Provider-owned insurer UPMC Health Plan and Reading Health System are forming a joint venture to offer health insurance to employers and individuals in southeastern Pennsylvania.
Pittsburgh-based UPMC Heath Plan and West Reading, Pa.-based Reading Health will introduce a range of insurance options throughout 2017, including Medicare Advantage, Medicaid, individual, fully insured and self-insured group, special needs and children's health insurance plans. UPMC Health Plan will begin offering Medicare Advantage in the area with the open enrollment period that wraps up Dec. 7 and has offered Medicaid there for the past couple of years.
Starting Jan. 1, UPMC Health Plan will also provide third-party administrator and flexible-spending account administration services for Reading Health's employee benefit plan serving 11,000 beneficiaries.
Reading Health is “acutely aware of what their community needs are,” said Sandy McAnallen, UPMC Health Plan's senior vice president of clinical affairs and quality. “What we do together as a payer-provider is we develop benefit plans and clinical strategies that we'll do collectively to meet the needs of the community.”
The venture is among the latest insurer-provider partnerships formed this year by health plans and systems grappling with how to lower costs and improve the outcomes of the patients they serve.
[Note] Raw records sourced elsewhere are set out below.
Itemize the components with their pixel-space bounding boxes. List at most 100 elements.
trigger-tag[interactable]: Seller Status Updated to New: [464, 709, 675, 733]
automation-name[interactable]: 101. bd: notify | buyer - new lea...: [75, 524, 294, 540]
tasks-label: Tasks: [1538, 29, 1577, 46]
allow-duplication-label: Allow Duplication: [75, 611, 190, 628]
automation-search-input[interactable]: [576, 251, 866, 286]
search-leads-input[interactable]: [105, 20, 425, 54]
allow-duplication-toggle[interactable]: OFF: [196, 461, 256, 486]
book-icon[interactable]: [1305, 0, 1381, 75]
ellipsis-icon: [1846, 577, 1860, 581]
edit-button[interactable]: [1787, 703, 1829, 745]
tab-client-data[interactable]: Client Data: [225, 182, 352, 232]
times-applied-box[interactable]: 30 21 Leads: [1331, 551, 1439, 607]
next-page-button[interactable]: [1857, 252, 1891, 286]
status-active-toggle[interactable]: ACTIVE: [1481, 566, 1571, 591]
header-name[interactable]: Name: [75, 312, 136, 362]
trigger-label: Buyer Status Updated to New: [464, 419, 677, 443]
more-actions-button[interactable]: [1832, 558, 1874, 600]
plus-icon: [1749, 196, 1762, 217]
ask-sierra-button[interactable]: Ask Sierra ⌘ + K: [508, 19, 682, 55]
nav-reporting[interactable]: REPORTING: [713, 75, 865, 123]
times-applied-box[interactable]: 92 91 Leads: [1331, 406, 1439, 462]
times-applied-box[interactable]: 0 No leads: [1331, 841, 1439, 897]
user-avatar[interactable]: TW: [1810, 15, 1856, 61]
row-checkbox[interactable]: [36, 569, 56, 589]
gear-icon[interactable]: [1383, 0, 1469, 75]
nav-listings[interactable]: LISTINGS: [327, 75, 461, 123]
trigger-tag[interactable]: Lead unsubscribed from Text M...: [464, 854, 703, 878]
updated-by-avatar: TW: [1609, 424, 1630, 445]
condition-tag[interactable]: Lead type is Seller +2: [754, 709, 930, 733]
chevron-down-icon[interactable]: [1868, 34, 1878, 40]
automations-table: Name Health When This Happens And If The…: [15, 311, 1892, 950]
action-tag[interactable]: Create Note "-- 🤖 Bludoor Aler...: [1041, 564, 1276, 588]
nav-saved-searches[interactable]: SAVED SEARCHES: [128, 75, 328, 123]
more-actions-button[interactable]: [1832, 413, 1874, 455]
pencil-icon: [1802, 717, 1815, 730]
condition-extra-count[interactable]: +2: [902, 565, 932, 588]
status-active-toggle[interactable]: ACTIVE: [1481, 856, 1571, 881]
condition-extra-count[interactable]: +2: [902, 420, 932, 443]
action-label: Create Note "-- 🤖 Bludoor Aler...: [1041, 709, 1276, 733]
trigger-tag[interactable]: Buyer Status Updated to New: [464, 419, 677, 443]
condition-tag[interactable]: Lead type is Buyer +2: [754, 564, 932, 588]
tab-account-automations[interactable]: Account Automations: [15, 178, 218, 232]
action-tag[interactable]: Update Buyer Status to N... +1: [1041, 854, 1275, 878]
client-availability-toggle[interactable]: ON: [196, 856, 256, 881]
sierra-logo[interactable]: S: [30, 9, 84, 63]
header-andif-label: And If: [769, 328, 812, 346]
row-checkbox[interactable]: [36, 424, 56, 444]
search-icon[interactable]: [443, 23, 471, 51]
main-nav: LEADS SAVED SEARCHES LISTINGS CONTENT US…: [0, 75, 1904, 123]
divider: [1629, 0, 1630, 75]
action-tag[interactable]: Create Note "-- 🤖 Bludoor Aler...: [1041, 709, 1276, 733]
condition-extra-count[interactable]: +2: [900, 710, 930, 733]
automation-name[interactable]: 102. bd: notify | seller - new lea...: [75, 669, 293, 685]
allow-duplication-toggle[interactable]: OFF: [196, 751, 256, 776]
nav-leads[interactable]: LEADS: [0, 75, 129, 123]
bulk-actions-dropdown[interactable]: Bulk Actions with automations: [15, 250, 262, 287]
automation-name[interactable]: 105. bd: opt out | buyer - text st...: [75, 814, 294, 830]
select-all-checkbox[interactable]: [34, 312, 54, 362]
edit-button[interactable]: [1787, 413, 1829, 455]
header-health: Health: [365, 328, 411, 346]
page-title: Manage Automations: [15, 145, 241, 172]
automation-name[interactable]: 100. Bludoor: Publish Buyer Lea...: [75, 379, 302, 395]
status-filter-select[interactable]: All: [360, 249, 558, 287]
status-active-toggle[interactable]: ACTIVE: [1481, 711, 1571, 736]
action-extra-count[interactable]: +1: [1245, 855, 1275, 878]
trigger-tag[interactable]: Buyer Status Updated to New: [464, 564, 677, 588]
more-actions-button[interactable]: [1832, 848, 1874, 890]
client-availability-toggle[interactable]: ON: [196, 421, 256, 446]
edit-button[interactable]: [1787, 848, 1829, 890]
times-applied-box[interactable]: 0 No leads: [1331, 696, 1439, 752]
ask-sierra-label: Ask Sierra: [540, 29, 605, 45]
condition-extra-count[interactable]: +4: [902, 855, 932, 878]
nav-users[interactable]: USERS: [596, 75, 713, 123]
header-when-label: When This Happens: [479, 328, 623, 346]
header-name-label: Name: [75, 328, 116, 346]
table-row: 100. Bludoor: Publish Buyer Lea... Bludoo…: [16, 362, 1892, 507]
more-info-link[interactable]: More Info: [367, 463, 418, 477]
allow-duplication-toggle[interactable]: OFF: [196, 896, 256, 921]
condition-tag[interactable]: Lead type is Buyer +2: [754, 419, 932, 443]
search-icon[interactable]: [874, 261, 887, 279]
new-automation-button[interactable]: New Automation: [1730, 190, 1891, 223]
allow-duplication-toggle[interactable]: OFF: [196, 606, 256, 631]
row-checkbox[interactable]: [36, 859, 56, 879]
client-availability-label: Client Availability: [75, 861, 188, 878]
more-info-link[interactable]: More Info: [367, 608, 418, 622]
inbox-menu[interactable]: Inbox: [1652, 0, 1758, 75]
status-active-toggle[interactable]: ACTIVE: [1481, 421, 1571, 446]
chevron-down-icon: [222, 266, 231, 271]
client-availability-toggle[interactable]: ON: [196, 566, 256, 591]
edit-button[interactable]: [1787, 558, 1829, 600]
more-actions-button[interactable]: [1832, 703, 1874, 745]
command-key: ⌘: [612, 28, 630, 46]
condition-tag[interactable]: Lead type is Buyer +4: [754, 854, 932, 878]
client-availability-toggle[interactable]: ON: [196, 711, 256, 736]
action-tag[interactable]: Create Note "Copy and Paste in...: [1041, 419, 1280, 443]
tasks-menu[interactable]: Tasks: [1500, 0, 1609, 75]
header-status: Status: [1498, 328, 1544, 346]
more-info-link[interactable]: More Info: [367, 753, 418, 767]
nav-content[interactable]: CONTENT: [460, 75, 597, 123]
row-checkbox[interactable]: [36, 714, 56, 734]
Hartford, Conn.-based Aetna, for example, launched a venture with Texas Health Resources in May, and Indianapolis-based Anthem struck a partnership with Aurora Health Care in Milwaukee in April.
In such partnerships, health plans typically offer incentives to drive patients to the health system's narrow network of providers with the promise of higher quality and lower costs. Patients who choose to seek care outside of the network pay most or all of the cost of care out of pocket.